I don’t make predictions (I used to do it professionally), but it would be very unusual for the stock market to enter another bear phase now with ALL of the important determinants of share prices so clearly in positive territory. Pauses and corrections are the norm for any near bull market and I would not be surprised to see them sometime down the road. Yet, I think anyone trying to wait for a big pull back to get back into the market might be disappointed.

Instead of looking to harvest some profits here, investors may want to consider the possibility of a new transition – from a bear market rebound into a new, real bull market. Maybe we are only half way into this move upward, the balance of which could take us up another 300 points+ on the S&P 500…

Thursday, September 3, 2009

Hurray! The Recession Has Ended! (Old News)

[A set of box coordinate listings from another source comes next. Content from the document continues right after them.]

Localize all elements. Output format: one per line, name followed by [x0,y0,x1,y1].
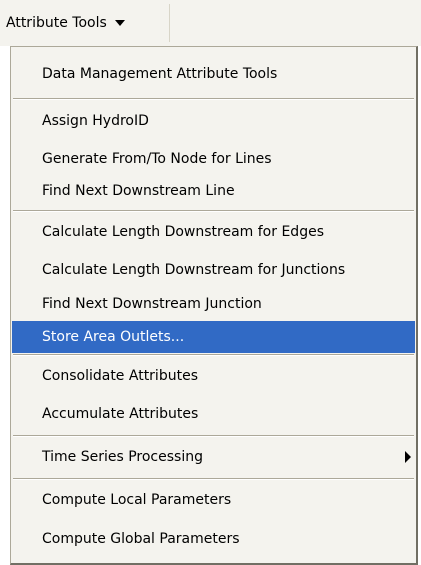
menu-item-label: Assign HydroID [42,113,149,129]
menu-item-label: Find Next Downstream Line [42,183,235,199]
menu-separator [13,210,414,212]
menu-item-compute-global-parameters[interactable]: Compute Global Parameters [12,519,415,559]
menu-item-calculate-length-downstream-edges[interactable]: Calculate Length Downstream for Edges [12,213,415,251]
menu-item-label: Store Area Outlets... [42,329,185,345]
menu-item-label: Generate From/To Node for Lines [42,151,272,167]
menu-item-calculate-length-downstream-junctions[interactable]: Calculate Length Downstream for Junction… [12,251,415,289]
attribute-tools-menu-button[interactable]: Attribute Tools [0,4,170,42]
menu-item-find-next-downstream-junction[interactable]: Find Next Downstream Junction [12,287,415,321]
dropdown-arrow-icon [114,20,125,26]
menu-bar: Attribute Tools [0,0,421,46]
menu-item-generate-from-to-node[interactable]: Generate From/To Node for Lines [12,140,415,178]
menu-item-label: Data Management Attribute Tools [42,66,278,82]
menu-separator [13,478,414,480]
menu-separator [13,98,414,100]
menu-item-find-next-downstream-line[interactable]: Find Next Downstream Line [12,174,415,208]
menu-item-accumulate-attributes[interactable]: Accumulate Attributes [12,395,415,433]
menu-item-label: Compute Local Parameters [42,492,232,508]
menu-title-label: Attribute Tools [6,15,107,31]
menu-item-label: Consolidate Attributes [42,368,198,384]
attribute-tools-dropdown: Data Management Attribute Tools Assign H… [10,46,418,565]
menu-separator [13,435,414,437]
menu-item-time-series-processing[interactable]: Time Series Processing [12,438,415,476]
menu-item-label: Compute Global Parameters [42,531,240,547]
menu-item-data-management-attribute-tools[interactable]: Data Management Attribute Tools [12,53,415,95]
menu-item-store-area-outlets[interactable]: Store Area Outlets... [12,321,415,353]
menu-item-compute-local-parameters[interactable]: Compute Local Parameters [12,481,415,519]
menu-item-label: Accumulate Attributes [42,406,199,422]
menu-item-label: Calculate Length Downstream for Edges [42,224,324,240]
submenu-arrow-icon [405,451,411,463]
menu-item-label: Calculate Length Downstream for Junction… [42,262,346,278]
menu-item-consolidate-attributes[interactable]: Consolidate Attributes [12,357,415,395]
menu-item-assign-hydroid[interactable]: Assign HydroID [12,102,415,140]
menu-item-label: Find Next Downstream Junction [42,296,262,312]
menu-separator [13,354,414,356]
menu-item-label: Time Series Processing [42,449,203,465]
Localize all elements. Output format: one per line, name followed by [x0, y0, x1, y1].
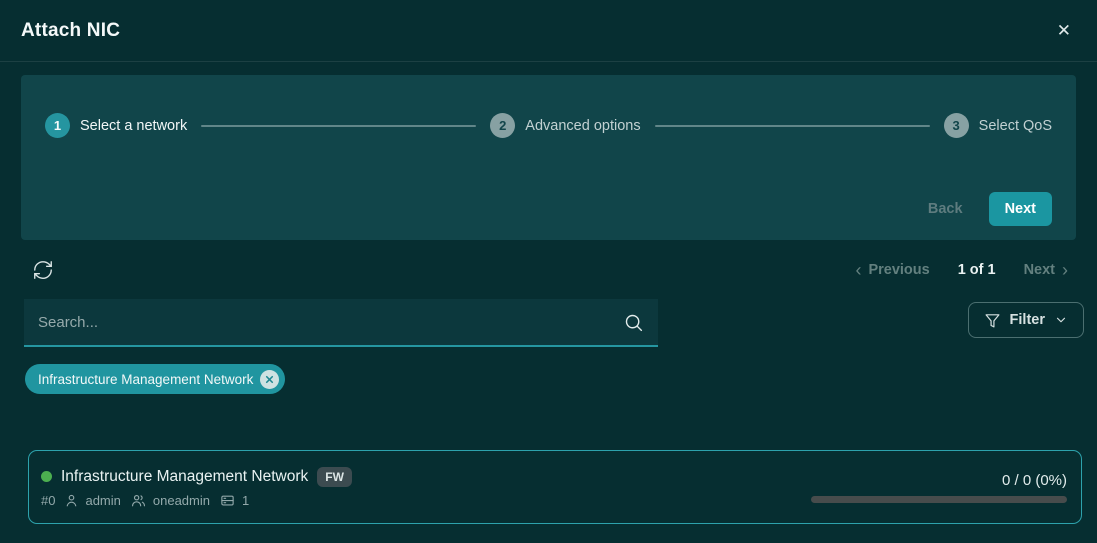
network-card-title-row: Infrastructure Management Network FW [41, 467, 352, 487]
step-advanced-options[interactable]: 2 Advanced options [490, 113, 640, 138]
network-state-icon [41, 471, 52, 482]
back-button[interactable]: Back [916, 193, 975, 225]
step-3-label: Select QoS [979, 118, 1052, 134]
chip-delete-button[interactable] [260, 370, 279, 389]
stepper-actions: Back Next [45, 192, 1052, 226]
step-1-label: Select a network [80, 118, 187, 134]
step-connector [201, 125, 476, 127]
search-row: Filter [24, 299, 1084, 347]
network-clusters-label: 1 [242, 493, 249, 508]
refresh-button[interactable] [32, 259, 54, 281]
step-1-circle: 1 [45, 113, 70, 138]
chip-close-icon [264, 374, 275, 385]
network-card[interactable]: Infrastructure Management Network FW #0 … [28, 450, 1082, 524]
network-owner: admin [64, 493, 120, 508]
leases-text: 0 / 0 (0%) [1002, 472, 1067, 489]
users-group-icon [130, 493, 147, 508]
search-field [24, 299, 658, 347]
chevron-right-icon: › [1062, 261, 1068, 279]
network-id: #0 [41, 493, 55, 508]
step-2-circle: 2 [490, 113, 515, 138]
filter-funnel-icon [984, 312, 1001, 329]
network-clusters: 1 [219, 493, 249, 508]
step-2-label: Advanced options [525, 118, 640, 134]
step-3-circle: 3 [944, 113, 969, 138]
page-status: 1 of 1 [958, 262, 996, 278]
active-filters: Infrastructure Management Network [25, 364, 1072, 394]
pagination: ‹ Previous 1 of 1 Next › [855, 261, 1068, 279]
modal-title: Attach NIC [21, 20, 120, 42]
network-name: Infrastructure Management Network [61, 468, 308, 486]
network-card-info: Infrastructure Management Network FW #0 … [41, 467, 352, 508]
close-icon: ✕ [1057, 21, 1071, 40]
chevron-down-icon [1054, 313, 1068, 327]
network-group-label: oneadmin [153, 493, 210, 508]
next-button[interactable]: Next [989, 192, 1052, 226]
search-input[interactable] [24, 299, 658, 347]
stepper: 1 Select a network 2 Advanced options 3 … [45, 113, 1052, 138]
filter-button[interactable]: Filter [968, 302, 1084, 338]
user-icon [64, 493, 79, 508]
network-card-meta-row: #0 admin [41, 493, 352, 508]
firewall-badge: FW [317, 467, 352, 487]
next-page-label: Next [1024, 262, 1055, 278]
previous-page-label: Previous [868, 262, 929, 278]
close-button[interactable]: ✕ [1053, 18, 1075, 43]
modal-header: Attach NIC ✕ [0, 0, 1097, 62]
leases-progress-bar [811, 496, 1067, 503]
chevron-left-icon: ‹ [855, 261, 861, 279]
network-owner-label: admin [85, 493, 120, 508]
refresh-icon [32, 259, 54, 281]
previous-page-button[interactable]: ‹ Previous [855, 261, 929, 279]
stepper-panel: 1 Select a network 2 Advanced options 3 … [21, 75, 1076, 240]
step-connector [655, 125, 930, 127]
filter-chip[interactable]: Infrastructure Management Network [25, 364, 285, 394]
filter-label: Filter [1010, 312, 1045, 328]
next-page-button[interactable]: Next › [1024, 261, 1068, 279]
filter-chip-label: Infrastructure Management Network [38, 372, 253, 387]
server-icon [219, 493, 236, 508]
step-select-network[interactable]: 1 Select a network [45, 113, 187, 138]
network-group: oneadmin [130, 493, 210, 508]
network-card-usage: 0 / 0 (0%) [811, 472, 1067, 503]
step-select-qos[interactable]: 3 Select QoS [944, 113, 1052, 138]
toolbar-row: ‹ Previous 1 of 1 Next › [32, 252, 1068, 288]
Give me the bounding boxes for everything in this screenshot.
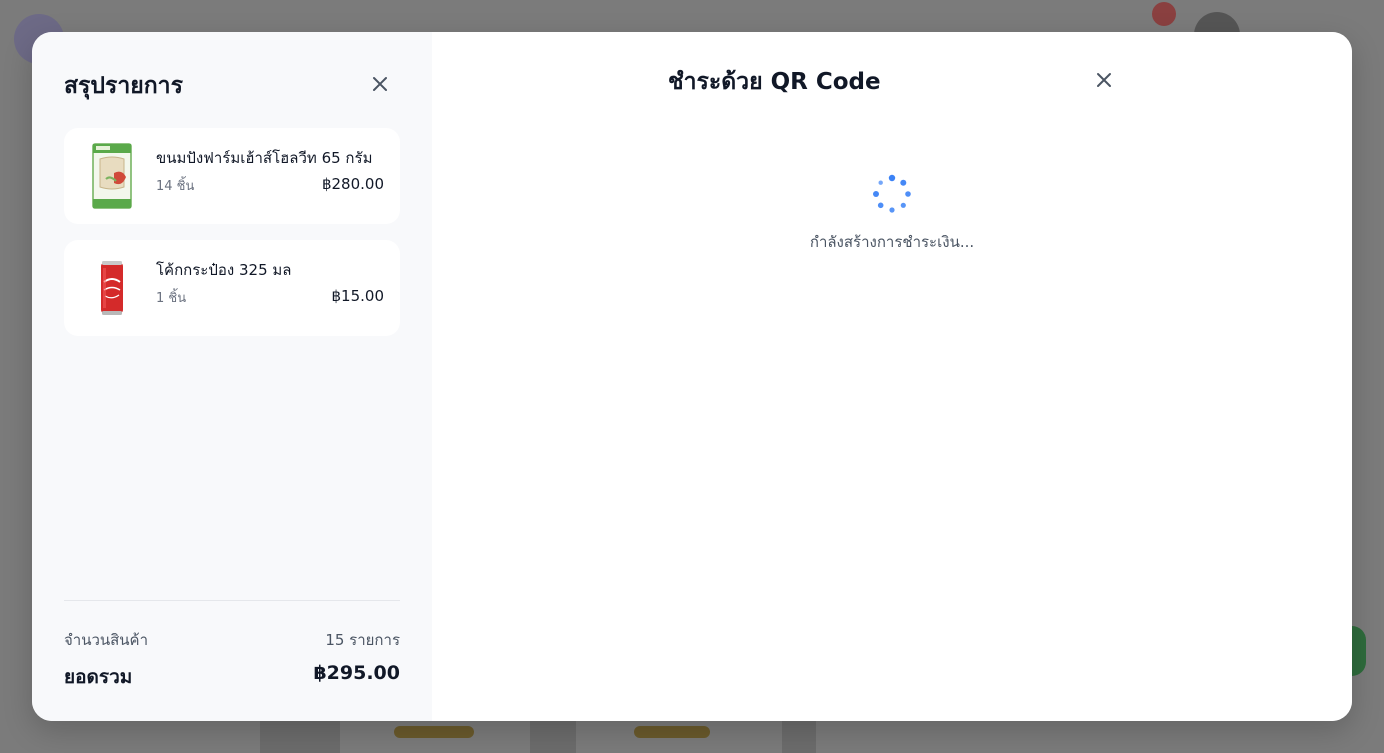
summary-close-button[interactable]: [366, 70, 394, 98]
order-summary-panel: สรุปรายการ ขนมปังฟาร์มเฮ้าส์โฮลวีท 65 กร…: [32, 32, 432, 721]
background-card: [260, 721, 340, 753]
background-card: [530, 721, 576, 753]
payment-modal: สรุปรายการ ขนมปังฟาร์มเฮ้าส์โฮลวีท 65 กร…: [32, 32, 1352, 721]
item-price: ฿280.00: [321, 175, 384, 193]
item-count-value: 15 รายการ: [325, 631, 400, 649]
item-name: โค้กกระป๋อง 325 มล: [156, 261, 292, 279]
background-card: [782, 721, 816, 753]
close-icon: [1097, 73, 1111, 87]
cart-item: โค้กกระป๋อง 325 มล 1 ชิ้น ฿15.00: [64, 240, 400, 336]
loading-text: กำลังสร้างการชำระเงิน...: [809, 233, 975, 251]
qr-payment-panel: ชำระด้วย QR Code กำลังสร้างการชำระเงิน..…: [432, 32, 1352, 721]
item-name: ขนมปังฟาร์มเฮ้าส์โฮลวีท 65 กรัม: [156, 149, 373, 167]
bread-package-icon: [88, 142, 136, 210]
summary-divider: [64, 600, 400, 601]
coke-can-icon: [88, 254, 136, 322]
item-quantity: 14 ชิ้น: [156, 179, 195, 194]
total-value: ฿295.00: [313, 662, 400, 684]
item-count-label: จำนวนสินค้า: [64, 631, 149, 649]
qr-close-button[interactable]: [1090, 66, 1118, 94]
total-label: ยอดรวม: [64, 666, 133, 688]
qr-title: ชำระด้วย QR Code: [668, 69, 881, 95]
item-price: ฿15.00: [331, 287, 385, 305]
background-product-image: [634, 726, 710, 738]
close-icon: [373, 77, 387, 91]
cart-item: ขนมปังฟาร์มเฮ้าส์โฮลวีท 65 กรัม 14 ชิ้น …: [64, 128, 400, 224]
summary-title: สรุปรายการ: [64, 73, 183, 99]
loading-spinner-icon: [873, 174, 911, 213]
item-quantity: 1 ชิ้น: [156, 291, 187, 306]
background-notification-badge: [1152, 2, 1176, 26]
background-product-image: [394, 726, 474, 738]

This week we saw a report from Federal Government officials suggesting that they had seen evidence suggesting that the recession might have ended in August. While this is clearly good news for anyone affected by the recession, I would submit that this revelation is really old news. The stock market “knew” about this back in March. This is one of the unusual (some might say “perverse”) aspects of the stock market – it tends to “discount” or “price in” events/developments well in advance of their actual occurrence. Another strange aspect of the stock market’s apparent ability to forecast the future is that it generally does so about six months out. So it is not surprising (looking back with perfect hindsight) that the stock market in March was looking out six months (to September) to assume that the recession would end by then.

Recall, if you can, investor sentiment at that time. As the market found its bottom in early March, investors were extremely worried. By then, the cataclysmic market gyrations of October and November had been replaced with a slow and steady decline, truly notable exactly because it was not being driven by newer and bigger bad news. The market had simply acquired a putrid air about it. It was an undead market slowly shambling to its own ignominious demise. Many investors, like so many B-movie villagers, had fled in droves. Many market strategists and analysts (who perhaps should have known better) were telling investors to sell all stocks and hold cash. So the idea that the recession would end in August or September was not obvious to most observers.

How does the market know about the future? Does it have some kind of magic crystal ball? First of all, there is really no physical entity called the “stock market,” per se. The stock market is simply an abstract concept which incorporates all of the investment opinions, decisions and sentiment of the world’s investors. You can think of it like one of those photo mosaic pictures – it looks like one thing at a distance, but upon closer inspection, is really made up of many small things. There are stock market indices, like the Dow Jones Industrial Average and the S&P 500 Index, but these too are simple aggregates of a bunch of stocks.

It is this composite nature of the market which gives it the ability to “see” into the future. The best and perhaps smartest investors clearly and fully understand the concept of risk, and they are willing to take a few steps into the darkness with the expectation that this assumption of risk will be adequately rewarded over time and in accordance with the laws of probability. This understanding of risk coupled with the ability to measure value allows the professional investor to invest long before the reasons to invest become obvious. Investors who wait for hard, irrefutable evidence before investing will generally be disappointed with the results.

The market can discount the future because the smartest investors out there are anticipating possible future outcomes long before they seem likely.